Angiogenic therapy with vascular endothelial growth factor (VEGF) has been proposed as a treatment paradigm for patients suffering from an insufficiency of collateral vessels. Diabetes is associated with increase in the production of VEGF and therefore additional VEGF may not be beneficial. Accordingly, we sought to determine the efficacy of VEGF therapy to augment collateral formation and tissue perfusion in a diabetic mouse ischemic hindlimb model.


Diabetic and non-diabetic mice were studied in parallel for the efficacy of VEGF administration. Diabetes was induced with streptozotocin. Hindlimb ischemia was produced by severing the left iliac artery.

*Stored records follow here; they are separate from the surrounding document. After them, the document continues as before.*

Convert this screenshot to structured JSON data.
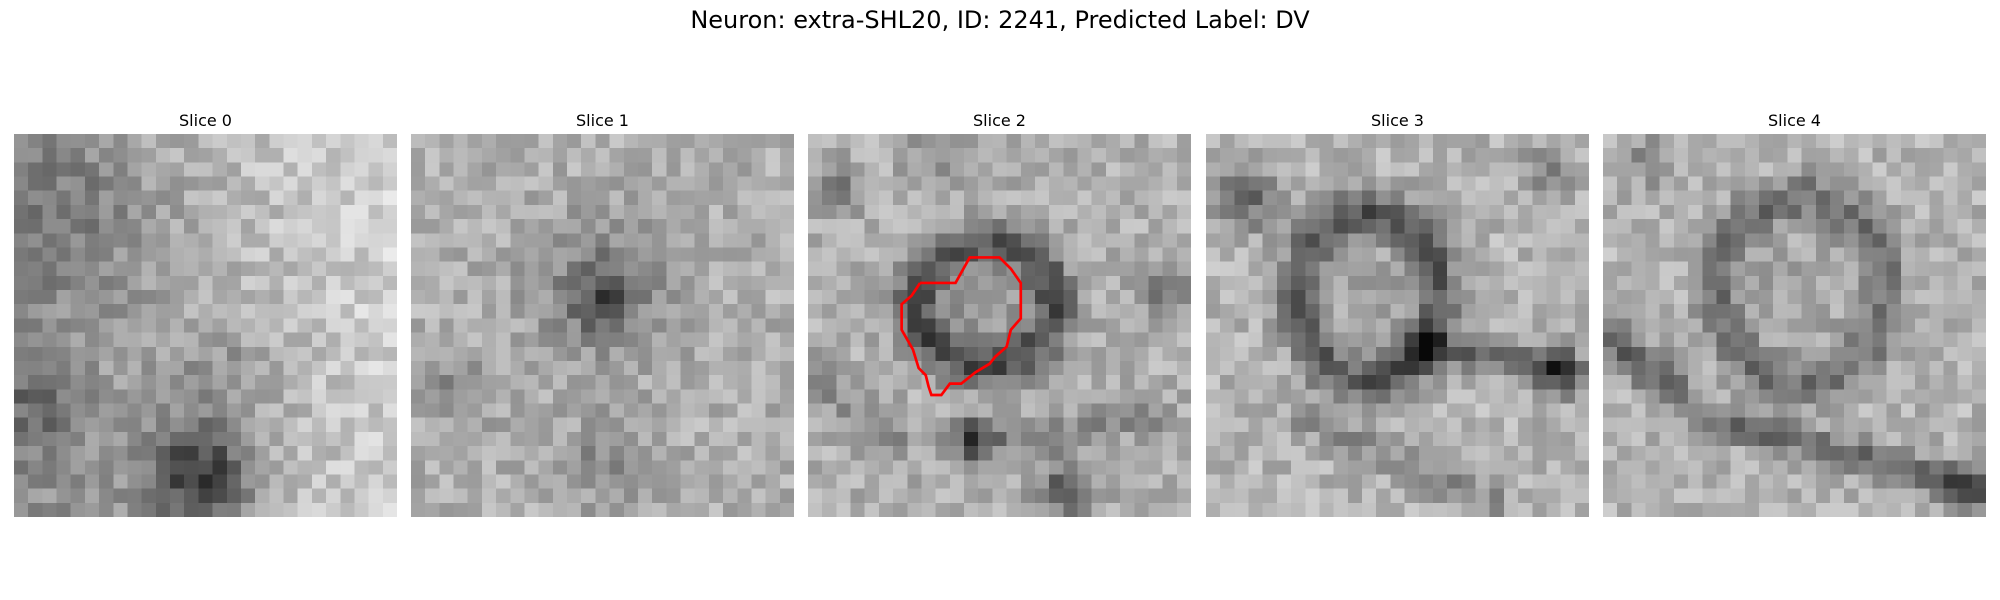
{
  "figure": {
    "title": "Neuron: extra-SHL20, ID: 2241, Predicted Label: DV"
  },
  "panels": [
    {
      "title": "Slice 0"
    },
    {
      "title": "Slice 1"
    },
    {
      "title": "Slice 2"
    },
    {
      "title": "Slice 3"
    },
    {
      "title": "Slice 4"
    }
  ],
  "colors": {
    "contour": "#ff0000",
    "background": "#ffffff"
  }
}
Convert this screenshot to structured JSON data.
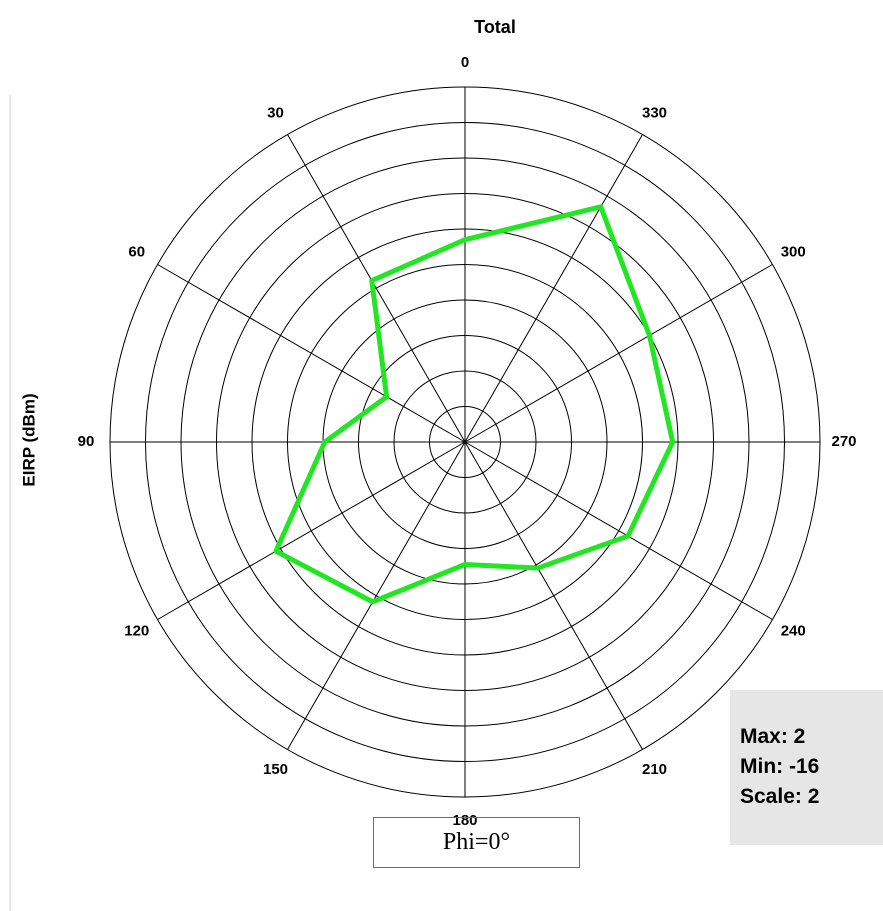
{
  "chart_data": {
    "type": "polar",
    "title": "Total",
    "ylabel": "EIRP (dBm)",
    "subtitle": "Phi=0°",
    "stats": [
      "Max: 2",
      "Min: -16",
      "Scale: 2"
    ],
    "rlim": [
      -18,
      2
    ],
    "rticks": [
      -16,
      -14,
      -12,
      -10,
      -8,
      -6,
      -4,
      -2,
      0,
      2
    ],
    "angle_ticks": [
      0,
      30,
      60,
      90,
      120,
      150,
      180,
      210,
      240,
      270,
      300,
      330
    ],
    "direction": "counterclockwise",
    "series": [
      {
        "name": "Total",
        "color": "#22e622",
        "angles": [
          0,
          30,
          60,
          90,
          120,
          150,
          180,
          210,
          240,
          270,
          300,
          330
        ],
        "values": [
          -6.6,
          -7.5,
          -12.9,
          -10.1,
          -5.7,
          -7.6,
          -11.1,
          -9.8,
          -7.4,
          -6.3,
          -6,
          -2.7
        ]
      }
    ]
  }
}
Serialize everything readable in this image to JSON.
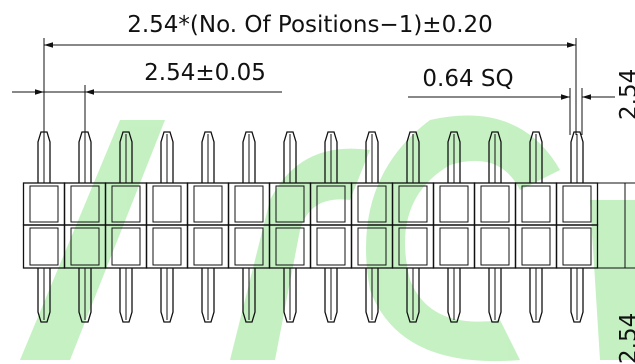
{
  "dimensions": {
    "overall": "2.54*(No. Of Positions−1)±0.20",
    "pitch": "2.54±0.05",
    "pin_size": "0.64 SQ",
    "right_top": "2.54",
    "right_bottom": "2.54"
  }
}
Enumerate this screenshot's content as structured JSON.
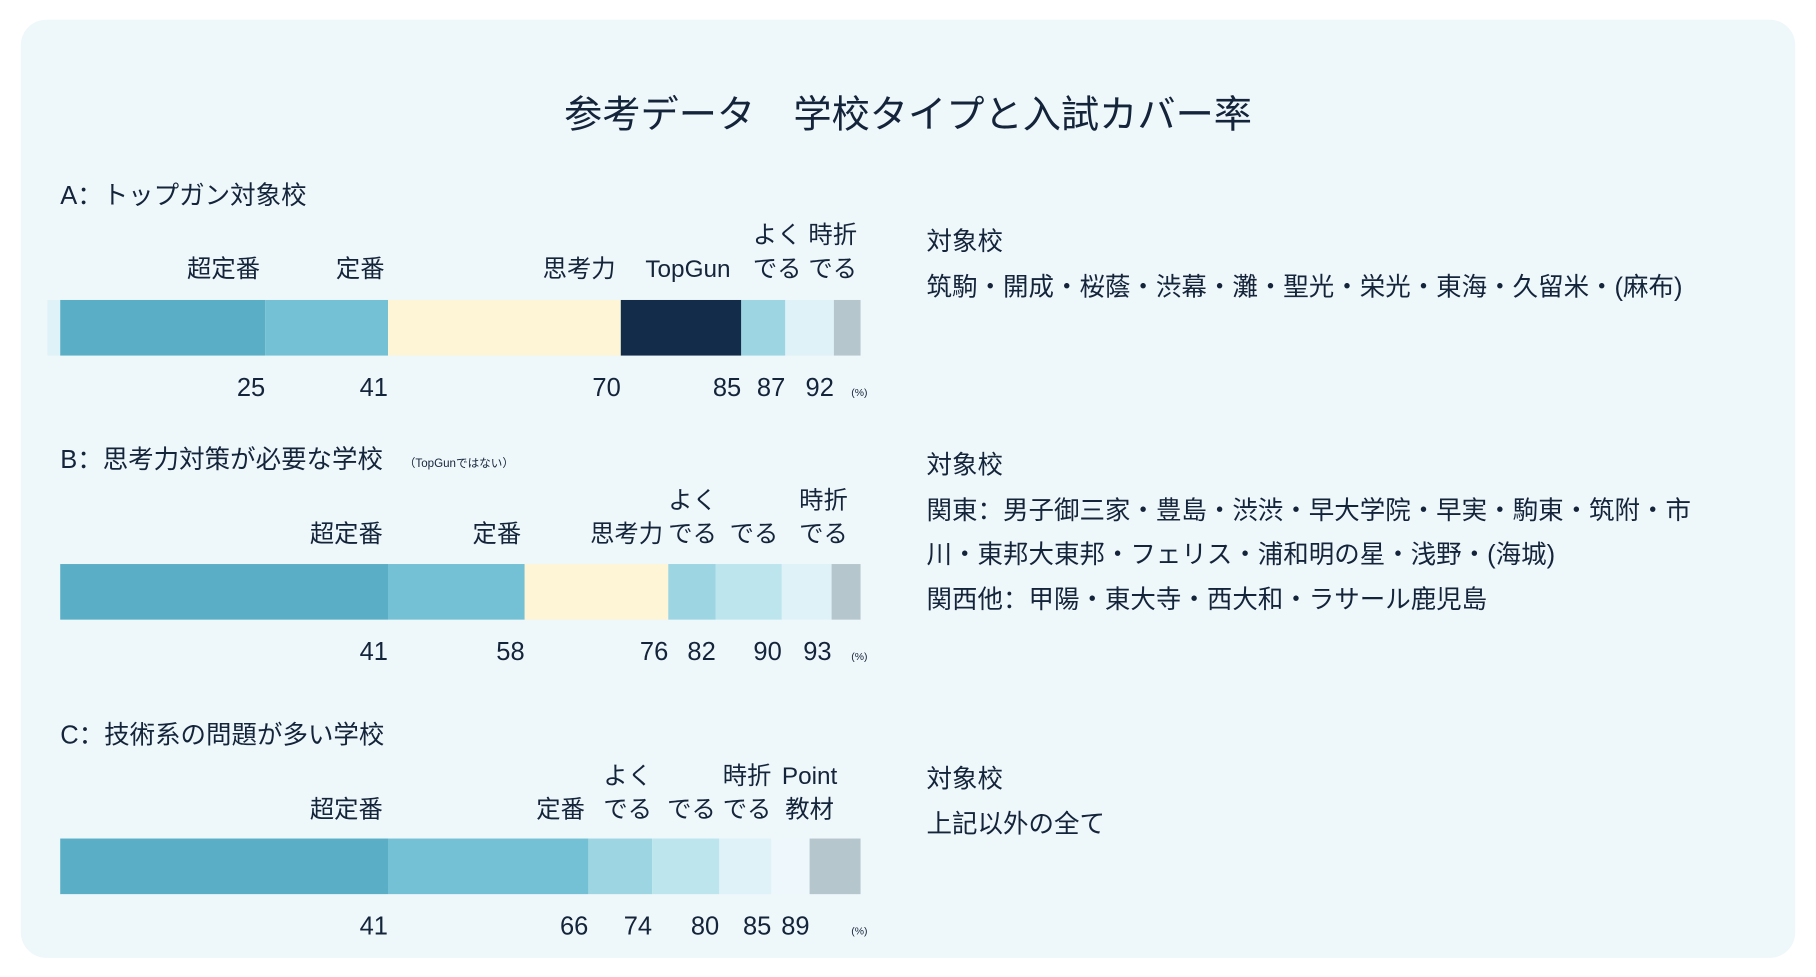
{
  "title": "参考データ　学校タイプと入試カバー率",
  "unit": "(%)",
  "colors": {
    "text": "#14243a",
    "card": "#eef7fa"
  },
  "sections": [
    {
      "heading": "A：トップガン対象校",
      "note": "",
      "segments": [
        {
          "label": "超定番",
          "end": 25,
          "color": "#5aaec6"
        },
        {
          "label": "定番",
          "end": 41,
          "color": "#74c0d4"
        },
        {
          "label": "思考力",
          "end": 70,
          "color": "#fdf5d6"
        },
        {
          "label": "TopGun",
          "end": 85,
          "color": "#132c4a"
        },
        {
          "label": "よく\nでる",
          "end": 87,
          "color": "#9dd5e2"
        },
        {
          "label": "時折\nでる",
          "end": 92,
          "color": "#dff2f8"
        },
        {
          "label": "",
          "end": 100,
          "color": "#b6c6cd"
        }
      ],
      "targets_label": "対象校",
      "targets": [
        "筑駒・開成・桜蔭・渋幕・灘・聖光・栄光・東海・久留米・(麻布)"
      ]
    },
    {
      "heading": "B：思考力対策が必要な学校",
      "note": "（TopGunではない）",
      "segments": [
        {
          "label": "超定番",
          "end": 41,
          "color": "#5aaec6"
        },
        {
          "label": "定番",
          "end": 58,
          "color": "#74c0d4"
        },
        {
          "label": "思考力",
          "end": 76,
          "color": "#fdf5d6"
        },
        {
          "label": "よく\nでる",
          "end": 82,
          "color": "#9dd5e2"
        },
        {
          "label": "でる",
          "end": 90,
          "color": "#bde5ee"
        },
        {
          "label": "時折\nでる",
          "end": 93,
          "color": "#dff2f8"
        },
        {
          "label": "",
          "end": 100,
          "color": "#b6c6cd"
        }
      ],
      "targets_label": "対象校",
      "targets": [
        "関東：男子御三家・豊島・渋渋・早大学院・早実・駒東・筑附・市",
        "川・東邦大東邦・フェリス・浦和明の星・浅野・(海城)",
        "関西他：甲陽・東大寺・西大和・ラサール鹿児島"
      ]
    },
    {
      "heading": "C：技術系の問題が多い学校",
      "note": "",
      "segments": [
        {
          "label": "超定番",
          "end": 41,
          "color": "#5aaec6"
        },
        {
          "label": "定番",
          "end": 66,
          "color": "#74c0d4"
        },
        {
          "label": "よく\nでる",
          "end": 74,
          "color": "#9dd5e2"
        },
        {
          "label": "でる",
          "end": 80,
          "color": "#bde5ee"
        },
        {
          "label": "時折\nでる",
          "end": 85,
          "color": "#dff2f8"
        },
        {
          "label": "",
          "end": 89,
          "color": "#eef8fc"
        },
        {
          "label": "Point\n教材",
          "end": 100,
          "color": "#b6c6cd"
        }
      ],
      "targets_label": "対象校",
      "targets": [
        "上記以外の全て"
      ]
    }
  ]
}
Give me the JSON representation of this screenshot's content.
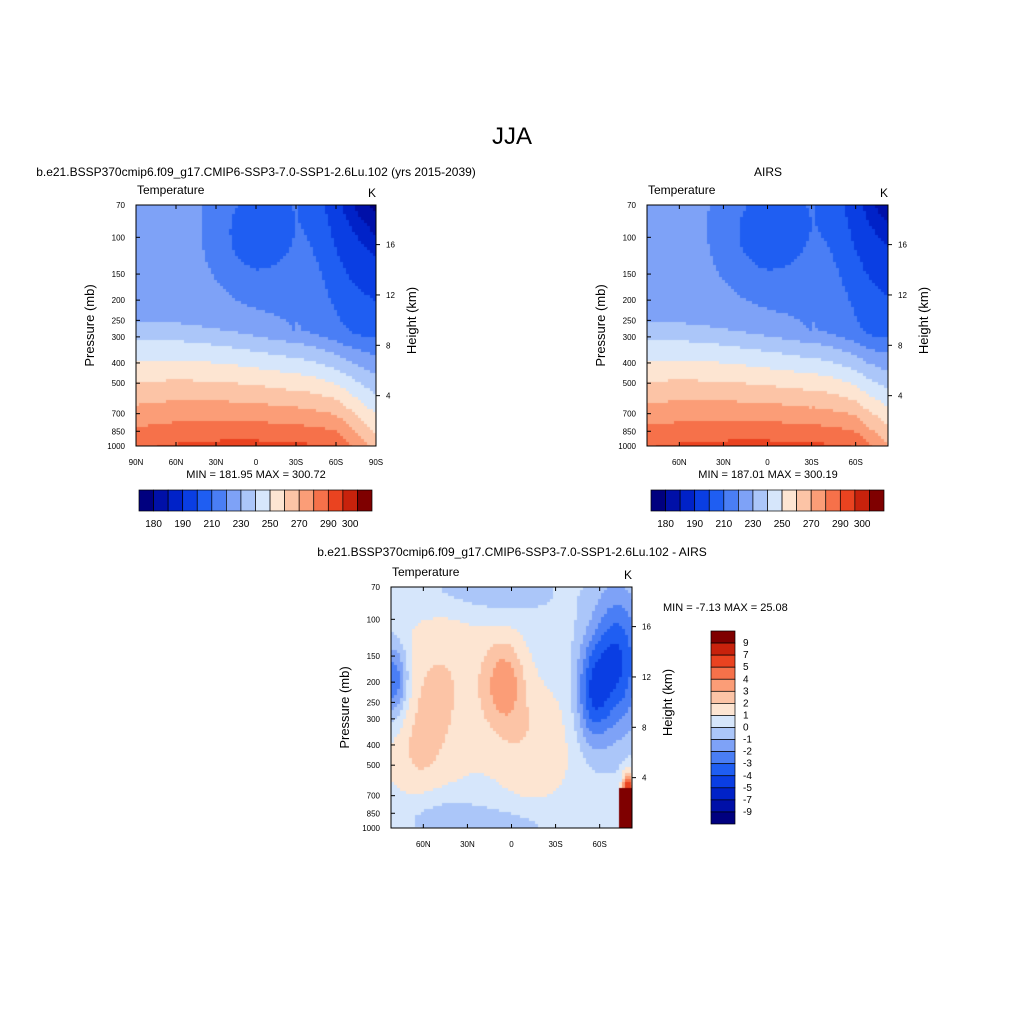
{
  "page": {
    "title": "JJA",
    "model_title": "b.e21.BSSP370cmip6.f09_g17.CMIP6-SSP3-7.0-SSP1-2.6Lu.102 (yrs 2015-2039)",
    "obs_title": "AIRS",
    "diff_title": "b.e21.BSSP370cmip6.f09_g17.CMIP6-SSP3-7.0-SSP1-2.6Lu.102 - AIRS"
  },
  "chart_data": [
    {
      "id": "model",
      "type": "heatmap",
      "variable_label": "Temperature",
      "unit_label": "K",
      "ylabel": "Pressure (mb)",
      "y2label": "Height (km)",
      "x_ticks": [
        "90N",
        "60N",
        "30N",
        "0",
        "30S",
        "60S",
        "90S"
      ],
      "x_range": [
        90,
        -90
      ],
      "y_ticks": [
        "70",
        "100",
        "150",
        "200",
        "250",
        "300",
        "400",
        "500",
        "700",
        "850",
        "1000"
      ],
      "y_range_mb": [
        1000,
        70
      ],
      "y2_ticks": [
        "4",
        "8",
        "12",
        "16"
      ],
      "stats": "MIN = 181.95  MAX = 300.72",
      "min": 181.95,
      "max": 300.72,
      "colorbar": {
        "orientation": "horizontal",
        "labels": [
          "180",
          "190",
          "210",
          "230",
          "250",
          "270",
          "290",
          "300"
        ],
        "levels": [
          180,
          185,
          190,
          200,
          210,
          220,
          230,
          240,
          250,
          260,
          270,
          280,
          290,
          295,
          300
        ],
        "colors": [
          "#00007f",
          "#0010a8",
          "#0022c8",
          "#0a3ee3",
          "#1f5ef2",
          "#4a7ef5",
          "#7ea2f7",
          "#abc6f9",
          "#d6e6fb",
          "#fde5d2",
          "#fcc4a6",
          "#fb9d77",
          "#f6714a",
          "#ea4320",
          "#c8220c",
          "#7f0000"
        ]
      }
    },
    {
      "id": "obs",
      "type": "heatmap",
      "variable_label": "Temperature",
      "unit_label": "K",
      "ylabel": "Pressure (mb)",
      "y2label": "Height (km)",
      "x_ticks": [
        "60N",
        "30N",
        "0",
        "30S",
        "60S"
      ],
      "x_range": [
        82,
        -82
      ],
      "y_ticks": [
        "70",
        "100",
        "150",
        "200",
        "250",
        "300",
        "400",
        "500",
        "700",
        "850",
        "1000"
      ],
      "y_range_mb": [
        1000,
        70
      ],
      "y2_ticks": [
        "4",
        "8",
        "12",
        "16"
      ],
      "stats": "MIN = 187.01  MAX = 300.19",
      "min": 187.01,
      "max": 300.19,
      "colorbar": {
        "orientation": "horizontal",
        "labels": [
          "180",
          "190",
          "210",
          "230",
          "250",
          "270",
          "290",
          "300"
        ],
        "levels": [
          180,
          185,
          190,
          200,
          210,
          220,
          230,
          240,
          250,
          260,
          270,
          280,
          290,
          295,
          300
        ],
        "colors": [
          "#00007f",
          "#0010a8",
          "#0022c8",
          "#0a3ee3",
          "#1f5ef2",
          "#4a7ef5",
          "#7ea2f7",
          "#abc6f9",
          "#d6e6fb",
          "#fde5d2",
          "#fcc4a6",
          "#fb9d77",
          "#f6714a",
          "#ea4320",
          "#c8220c",
          "#7f0000"
        ]
      }
    },
    {
      "id": "diff",
      "type": "heatmap",
      "variable_label": "Temperature",
      "unit_label": "K",
      "ylabel": "Pressure (mb)",
      "y2label": "Height (km)",
      "x_ticks": [
        "60N",
        "30N",
        "0",
        "30S",
        "60S"
      ],
      "x_range": [
        82,
        -82
      ],
      "y_ticks": [
        "70",
        "100",
        "150",
        "200",
        "250",
        "300",
        "400",
        "500",
        "700",
        "850",
        "1000"
      ],
      "y_range_mb": [
        1000,
        70
      ],
      "y2_ticks": [
        "4",
        "8",
        "12",
        "16"
      ],
      "stats": "MIN =  -7.13  MAX =  25.08",
      "min": -7.13,
      "max": 25.08,
      "colorbar": {
        "orientation": "vertical",
        "labels": [
          "9",
          "7",
          "5",
          "4",
          "3",
          "2",
          "1",
          "0",
          "-1",
          "-2",
          "-3",
          "-4",
          "-5",
          "-7",
          "-9"
        ],
        "levels": [
          -9,
          -7,
          -5,
          -4,
          -3,
          -2,
          -1,
          0,
          1,
          2,
          3,
          4,
          5,
          7,
          9
        ],
        "colors": [
          "#00007f",
          "#0010a8",
          "#0022c8",
          "#0a3ee3",
          "#1f5ef2",
          "#4a7ef5",
          "#7ea2f7",
          "#abc6f9",
          "#d6e6fb",
          "#fde5d2",
          "#fcc4a6",
          "#fb9d77",
          "#f6714a",
          "#ea4320",
          "#c8220c",
          "#7f0000"
        ]
      }
    }
  ]
}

An outlet tube from an osmotic infusion pump with placebo/500 micrograms of plasmid-DNA encoding VEGF was fenestrated and tunneled into the left quadriceps muscle.


VEGF induced more rapid and complete restoration of blood flow in normal mice. However, in the setting of diabetes there was no difference between VEGF vs. placebo in the rate or adequacy of flow restoration. There was a significant increase in smooth muscle actin and Factor-VIII antigen densities in diabetic animals and in animals which received VEGF.


Angiogenic therapy with VEGF in the setting of diabetes does not appear to have the beneficial effects seen in the absence of diabetes.